Moscow’s 434-page list shows that inconspicuous apartments throughout the capital were owned by the SVR and the military intelligence agency GRU, indicating they may house intelligence operatives.
The document is now unavailable following Dossier’s report.
The highest concentration of sites in Moscow was in the Serebryany Bor neighborhood, where wealthy Russians like Patriarch Kirill Gundyaev of the Russian Orthodox Church have mansions. Among them were buildings connected to the SVR and the Interior Ministry, or Russia’s police force.
Meanwhile, the Federal Protective Services (FSO), which is tasked with protecting President Vladimir Putin, was shown to have some association with a cafe near the Bolshoi Theater.
The list does not appear comprehensive across all of Russia, with no standardization about locations. For example, no military sites were listed in the Belgorod region, which has acted as a staging ground for airstrikes against neighboring Ukraine.
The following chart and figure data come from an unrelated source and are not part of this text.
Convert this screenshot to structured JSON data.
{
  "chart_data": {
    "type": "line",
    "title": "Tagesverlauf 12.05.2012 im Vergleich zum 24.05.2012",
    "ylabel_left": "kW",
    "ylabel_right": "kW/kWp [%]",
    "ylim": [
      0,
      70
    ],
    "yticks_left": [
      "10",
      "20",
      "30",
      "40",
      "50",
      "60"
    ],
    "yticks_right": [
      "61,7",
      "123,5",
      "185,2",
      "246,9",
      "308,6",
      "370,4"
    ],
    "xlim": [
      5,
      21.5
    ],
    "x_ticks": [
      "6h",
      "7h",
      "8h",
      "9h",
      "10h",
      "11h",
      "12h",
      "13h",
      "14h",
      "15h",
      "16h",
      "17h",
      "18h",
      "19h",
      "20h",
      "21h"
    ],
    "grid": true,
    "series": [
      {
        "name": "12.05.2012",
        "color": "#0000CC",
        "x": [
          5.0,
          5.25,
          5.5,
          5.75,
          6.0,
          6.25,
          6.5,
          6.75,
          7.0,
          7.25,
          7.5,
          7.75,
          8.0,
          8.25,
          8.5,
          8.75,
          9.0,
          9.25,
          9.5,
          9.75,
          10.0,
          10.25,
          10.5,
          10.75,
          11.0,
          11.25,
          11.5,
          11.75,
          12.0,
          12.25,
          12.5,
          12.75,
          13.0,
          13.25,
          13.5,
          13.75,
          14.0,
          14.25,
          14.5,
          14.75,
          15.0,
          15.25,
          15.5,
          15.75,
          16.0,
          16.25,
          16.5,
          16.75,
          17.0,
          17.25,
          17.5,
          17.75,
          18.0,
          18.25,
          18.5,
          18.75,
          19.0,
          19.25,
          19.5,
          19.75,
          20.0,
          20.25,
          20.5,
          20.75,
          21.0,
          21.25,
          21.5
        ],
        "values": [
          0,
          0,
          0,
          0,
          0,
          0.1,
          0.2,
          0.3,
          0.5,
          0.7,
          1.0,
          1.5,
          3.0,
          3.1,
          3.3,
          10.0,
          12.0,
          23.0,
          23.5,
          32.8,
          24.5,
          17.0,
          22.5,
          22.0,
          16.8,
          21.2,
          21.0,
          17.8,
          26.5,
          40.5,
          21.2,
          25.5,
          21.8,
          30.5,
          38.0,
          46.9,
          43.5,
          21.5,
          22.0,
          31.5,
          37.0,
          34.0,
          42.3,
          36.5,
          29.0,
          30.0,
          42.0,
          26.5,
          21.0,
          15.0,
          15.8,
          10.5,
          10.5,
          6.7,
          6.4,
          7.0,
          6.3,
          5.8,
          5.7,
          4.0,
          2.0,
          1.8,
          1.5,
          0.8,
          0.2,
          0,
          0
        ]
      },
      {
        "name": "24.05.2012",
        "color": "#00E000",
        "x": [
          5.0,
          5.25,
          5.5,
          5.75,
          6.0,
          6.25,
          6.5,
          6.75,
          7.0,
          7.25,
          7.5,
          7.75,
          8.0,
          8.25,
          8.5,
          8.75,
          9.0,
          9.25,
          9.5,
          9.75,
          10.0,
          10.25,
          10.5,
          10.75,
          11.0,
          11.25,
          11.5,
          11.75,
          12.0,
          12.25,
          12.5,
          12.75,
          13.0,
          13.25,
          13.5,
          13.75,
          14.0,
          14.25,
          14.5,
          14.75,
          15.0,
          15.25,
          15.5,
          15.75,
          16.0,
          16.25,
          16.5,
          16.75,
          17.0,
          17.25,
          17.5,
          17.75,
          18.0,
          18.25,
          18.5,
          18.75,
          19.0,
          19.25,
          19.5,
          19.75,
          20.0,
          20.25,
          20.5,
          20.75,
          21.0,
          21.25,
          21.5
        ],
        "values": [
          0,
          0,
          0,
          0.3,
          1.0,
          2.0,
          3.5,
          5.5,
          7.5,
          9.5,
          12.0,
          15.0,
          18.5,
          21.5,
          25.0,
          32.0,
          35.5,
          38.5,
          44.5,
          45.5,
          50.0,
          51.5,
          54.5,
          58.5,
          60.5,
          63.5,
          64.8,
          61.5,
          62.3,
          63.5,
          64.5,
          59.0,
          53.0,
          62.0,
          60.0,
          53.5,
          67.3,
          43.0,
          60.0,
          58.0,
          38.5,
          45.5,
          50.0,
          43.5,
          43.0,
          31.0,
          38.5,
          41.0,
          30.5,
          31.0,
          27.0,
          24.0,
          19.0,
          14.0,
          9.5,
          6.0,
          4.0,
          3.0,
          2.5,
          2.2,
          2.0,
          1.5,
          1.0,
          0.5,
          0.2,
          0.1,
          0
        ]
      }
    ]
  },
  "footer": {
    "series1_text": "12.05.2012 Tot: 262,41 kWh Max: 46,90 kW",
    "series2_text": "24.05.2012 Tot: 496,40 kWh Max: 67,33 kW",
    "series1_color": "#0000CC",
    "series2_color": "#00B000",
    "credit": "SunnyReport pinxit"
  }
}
Similarly, no military locations are listed in Russia’s republic of Chechnya, but the details of sites connected to the FSB in small mountain villages in the republic of North Ossetia-Alania are included.
Dossier created a map of 5,000 high-security locations so residents of cities — including Moscow, St. Petersburg, Kaliningrad, Sevastopol in annexed Crimea and Belgorod — could determine whether they were at risk should these sites be targeted by airstrikes.
“We’re confident that all this open data has long been known to the Ukrainian military, but it will help civilians in Russia to better assess the risks,” Dossier wrote.